Chip Design with Deep Reinforcement Learning
The Google Brain team published a preprint and a blog post on using RL to generate chip placements that “are superhuman or comparable on modern accelerator netlists.”

David Silver: AlphaGo, AlphaZero, and Deep Reinforcement Learning | AI Podcast #86 with Lex Fridman
Lex Friedman’s 2-hour conversation with David Silver (DeepMind) is available on YouTube.

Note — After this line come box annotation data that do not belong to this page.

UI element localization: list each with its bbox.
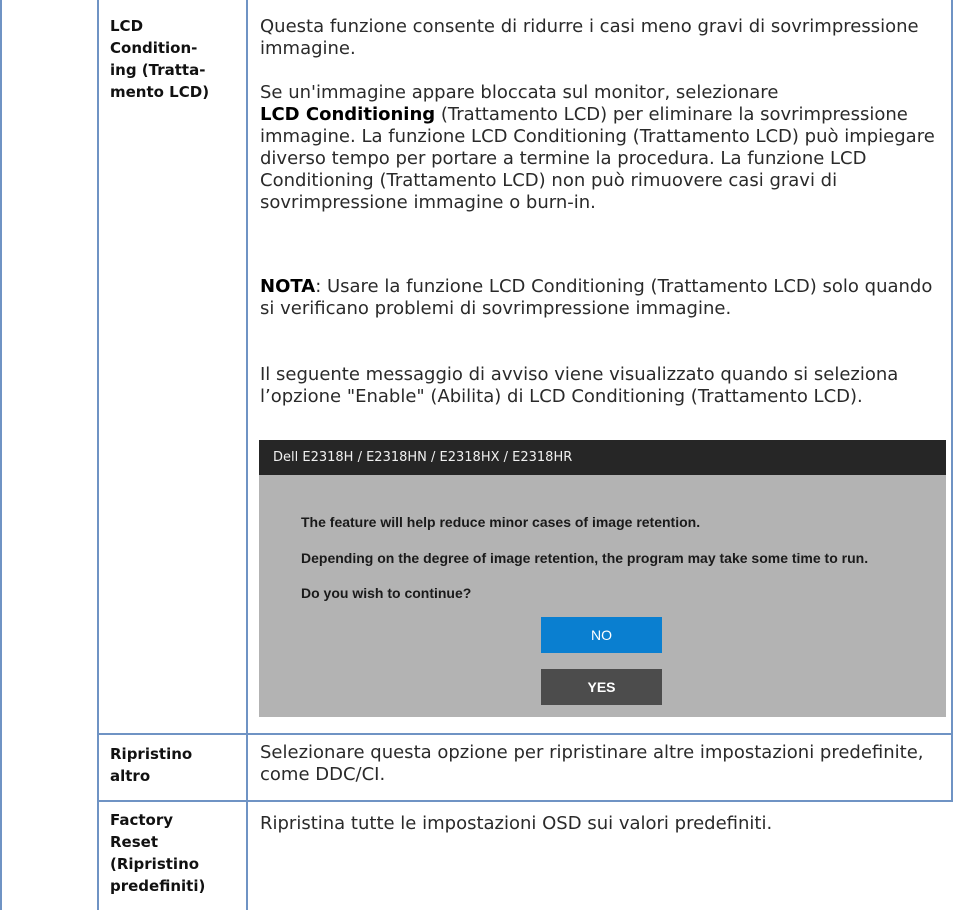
no-button[interactable]: NO bbox=[541, 617, 662, 653]
description-paragraph: Ripristina tutte le impostazioni OSD sui… bbox=[260, 813, 773, 834]
note-paragraph: NOTA: Usare la funzione LCD Conditioning… bbox=[260, 276, 940, 320]
row-divider-2 bbox=[97, 800, 953, 802]
name-line: Factory bbox=[110, 811, 174, 829]
name-line: Reset bbox=[110, 833, 158, 851]
description-paragraph: Il seguente messaggio di avviso viene vi… bbox=[260, 364, 899, 407]
dialog-title-bar: Dell E2318H / E2318HN / E2318HX / E2318H… bbox=[259, 440, 946, 475]
table-col-divider-1 bbox=[97, 0, 99, 910]
paragraph-text: : Usare la funzione LCD Conditioning (Tr… bbox=[260, 276, 933, 319]
lcd-conditioning-warning-dialog: Dell E2318H / E2318HN / E2318HX / E2318H… bbox=[259, 440, 946, 717]
name-line: Condition- bbox=[110, 39, 198, 57]
note-label: NOTA bbox=[260, 276, 316, 297]
bold-term: LCD Conditioning bbox=[260, 104, 436, 125]
name-line: LCD bbox=[110, 17, 144, 35]
name-line: ing (Tratta- bbox=[110, 61, 206, 79]
setting-name-lcd-conditioning: LCD Condition- ing (Tratta- mento LCD) bbox=[110, 15, 240, 103]
name-line: mento LCD) bbox=[110, 83, 210, 101]
description-paragraph: Questa funzione consente di ridurre i ca… bbox=[260, 16, 919, 59]
dialog-message-line: The feature will help reduce minor cases… bbox=[301, 514, 701, 530]
yes-button[interactable]: YES bbox=[541, 669, 662, 705]
row-divider-1 bbox=[97, 733, 953, 735]
name-line: Ripristino bbox=[110, 745, 193, 763]
setting-name-factory-reset: Factory Reset (Ripristino predefiniti) bbox=[110, 809, 240, 897]
dialog-message-line: Do you wish to continue? bbox=[301, 585, 472, 601]
description-paragraph: Selezionare questa opzione per ripristin… bbox=[260, 742, 924, 785]
name-line: predefiniti) bbox=[110, 877, 206, 895]
setting-name-ripristino-altro: Ripristino altro bbox=[110, 743, 240, 787]
paragraph-text: Se un'immagine appare bloccata sul monit… bbox=[260, 82, 779, 103]
name-line: altro bbox=[110, 767, 151, 785]
description-paragraph: Se un'immagine appare bloccata sul monit… bbox=[260, 82, 940, 214]
table-col-divider-2 bbox=[246, 0, 248, 910]
name-line: (Ripristino bbox=[110, 855, 200, 873]
dialog-message-line: Depending on the degree of image retenti… bbox=[301, 550, 869, 566]
table-left-border bbox=[0, 0, 2, 910]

Introduction to Multi-Armed Bandits
A book on multi-armed bandits by Aleksandrs Slivkins (Microsoft Research) is available online.

ML-Agents v1.0
Unity released version 1.0 of ML-Agents, an open-source project for training agents in games and simulations made with Unity.

NetHack Learning Environment
Facebook Research released a new RL environment based on NetHack, a roguelike dungeon exploration game.

RL Theory Seminar
Seminars on reinforcement learning theory are being held virtually every Tuesday. The next one is by Nan Jiang (UIUC) on “Information-Theoretic Considerations in Batch Reinforcement Learning.”

Suphx: Mastering Mahjong with Deep Reinforcement Learning
Microsoft Research Asia built Suphx, a Mahjong AI trained with deep RL, which achieved rank above most (99.99%) human players.

TalkRL: The Reinforcement Learning Podcast
The TalkRL Podcast has new podcasts with interviews with Danijar Hafner (U. Toronto), Csaba Szepesvari (DeepMind), and Ben Eysenbach (CMU).